The most important differences in procedure are between those of civil law and common law countries and, in particular, the ways in which they deal with oral presentations by witnesses. Civil law countries, as many American lawyers learned in complying with the procedures of the Iran-United States Claims Tribunal, deal with evidence on the basis of a distrust of the value of oral testimony. As a result, civil law procedure does not generally permit parties (including high ranking officers of a corporate party) to be treated as witnesses—as opposed to presenters of their or their companies' position in the case—and placed under oath or the equivalent. In addition, in civil law systems witnesses are often not permitted to discuss their testimony in advance of their giving it and may be questioned initially at the hearing by the tribunal rather than by the parties' representatives.
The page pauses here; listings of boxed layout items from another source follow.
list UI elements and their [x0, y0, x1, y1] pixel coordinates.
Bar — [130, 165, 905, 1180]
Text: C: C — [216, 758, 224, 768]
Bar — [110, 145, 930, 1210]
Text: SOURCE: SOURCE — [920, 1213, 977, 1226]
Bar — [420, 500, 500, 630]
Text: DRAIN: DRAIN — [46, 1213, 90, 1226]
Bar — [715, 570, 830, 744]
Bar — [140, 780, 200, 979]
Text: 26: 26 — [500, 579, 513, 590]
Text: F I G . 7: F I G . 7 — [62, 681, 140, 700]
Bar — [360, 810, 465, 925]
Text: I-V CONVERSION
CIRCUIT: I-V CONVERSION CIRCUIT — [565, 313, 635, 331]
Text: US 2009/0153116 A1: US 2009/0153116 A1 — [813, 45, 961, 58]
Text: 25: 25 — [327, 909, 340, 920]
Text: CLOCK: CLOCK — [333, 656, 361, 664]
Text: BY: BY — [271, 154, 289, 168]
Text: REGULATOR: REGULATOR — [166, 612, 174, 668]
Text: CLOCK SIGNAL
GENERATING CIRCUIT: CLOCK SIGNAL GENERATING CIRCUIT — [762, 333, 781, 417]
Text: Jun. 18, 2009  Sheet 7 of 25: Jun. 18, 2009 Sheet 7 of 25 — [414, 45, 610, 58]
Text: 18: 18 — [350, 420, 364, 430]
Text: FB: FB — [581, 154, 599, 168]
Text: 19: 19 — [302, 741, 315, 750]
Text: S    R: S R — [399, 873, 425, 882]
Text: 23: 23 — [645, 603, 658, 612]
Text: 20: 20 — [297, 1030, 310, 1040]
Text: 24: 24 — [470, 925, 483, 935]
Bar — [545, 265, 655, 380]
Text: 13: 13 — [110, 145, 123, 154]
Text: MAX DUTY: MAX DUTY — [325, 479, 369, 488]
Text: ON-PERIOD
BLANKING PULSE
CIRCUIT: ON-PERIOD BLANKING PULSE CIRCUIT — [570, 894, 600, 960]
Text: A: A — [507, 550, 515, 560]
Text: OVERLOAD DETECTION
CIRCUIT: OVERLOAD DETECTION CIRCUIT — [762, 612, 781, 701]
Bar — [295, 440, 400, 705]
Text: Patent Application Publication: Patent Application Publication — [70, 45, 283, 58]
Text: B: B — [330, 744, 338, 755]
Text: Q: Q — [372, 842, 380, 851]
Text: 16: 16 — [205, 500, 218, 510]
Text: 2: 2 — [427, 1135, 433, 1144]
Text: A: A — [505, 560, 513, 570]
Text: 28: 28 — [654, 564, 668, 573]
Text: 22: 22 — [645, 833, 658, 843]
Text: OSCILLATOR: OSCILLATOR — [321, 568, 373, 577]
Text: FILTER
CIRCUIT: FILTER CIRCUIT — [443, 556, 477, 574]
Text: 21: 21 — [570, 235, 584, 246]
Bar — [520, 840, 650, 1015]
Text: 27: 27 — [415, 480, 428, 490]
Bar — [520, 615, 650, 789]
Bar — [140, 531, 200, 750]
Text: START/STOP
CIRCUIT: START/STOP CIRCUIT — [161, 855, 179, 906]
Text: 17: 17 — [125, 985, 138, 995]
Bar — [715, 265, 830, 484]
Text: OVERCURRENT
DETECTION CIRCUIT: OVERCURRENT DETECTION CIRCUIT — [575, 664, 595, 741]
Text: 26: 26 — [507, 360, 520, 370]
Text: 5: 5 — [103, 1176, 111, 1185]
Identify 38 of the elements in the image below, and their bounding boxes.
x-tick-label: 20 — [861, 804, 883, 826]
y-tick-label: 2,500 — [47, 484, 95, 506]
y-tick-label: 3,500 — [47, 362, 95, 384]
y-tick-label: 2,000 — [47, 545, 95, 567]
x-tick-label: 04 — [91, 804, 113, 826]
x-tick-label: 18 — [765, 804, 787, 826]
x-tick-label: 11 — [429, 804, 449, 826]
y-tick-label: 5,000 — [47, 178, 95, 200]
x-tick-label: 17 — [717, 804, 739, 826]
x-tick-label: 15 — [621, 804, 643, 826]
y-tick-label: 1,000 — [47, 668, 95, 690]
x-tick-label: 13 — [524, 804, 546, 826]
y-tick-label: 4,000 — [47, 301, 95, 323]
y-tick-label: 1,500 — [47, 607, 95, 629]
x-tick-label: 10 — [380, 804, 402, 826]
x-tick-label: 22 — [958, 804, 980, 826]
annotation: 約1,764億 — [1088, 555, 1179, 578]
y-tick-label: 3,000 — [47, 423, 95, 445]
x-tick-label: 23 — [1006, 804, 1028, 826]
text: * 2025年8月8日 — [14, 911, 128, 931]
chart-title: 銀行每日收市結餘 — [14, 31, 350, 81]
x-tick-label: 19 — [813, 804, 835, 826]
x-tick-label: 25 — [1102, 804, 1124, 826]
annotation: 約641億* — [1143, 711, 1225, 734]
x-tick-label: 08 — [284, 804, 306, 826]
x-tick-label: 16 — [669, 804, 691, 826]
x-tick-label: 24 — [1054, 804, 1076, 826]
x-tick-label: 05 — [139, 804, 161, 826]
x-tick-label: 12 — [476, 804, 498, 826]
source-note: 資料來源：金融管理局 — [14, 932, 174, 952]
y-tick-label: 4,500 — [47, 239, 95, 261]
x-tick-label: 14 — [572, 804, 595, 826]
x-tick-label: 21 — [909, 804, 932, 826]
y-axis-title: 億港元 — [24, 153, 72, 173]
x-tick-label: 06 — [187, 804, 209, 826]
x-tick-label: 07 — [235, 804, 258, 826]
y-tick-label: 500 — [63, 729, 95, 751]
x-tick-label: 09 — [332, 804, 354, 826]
The distrust of oral testimony in civil law proceedings is also shown in the ways in which such testimony in the proceedings is preserved. It is unusual for a stenographic record to be kept of the words used by the witnesses or the persons who question them; rather, the presiding officer summarizes the witness's testimony in writing that the witness, after review and comment by the parties’ lawyers, signs, creating another in the series of documents that the parties present over time to make up the record of the case.
There is less emphasis, therefore, on the “showdown” hearing or trial of Anglo-American procedure, which is the only phase in which witnesses may have evidence adduced from them: In Anglo-American procedure, material of an evidentiary nature that is produced or exchanged prior to the trial is preliminary and preparatory and is not part of the record of the case.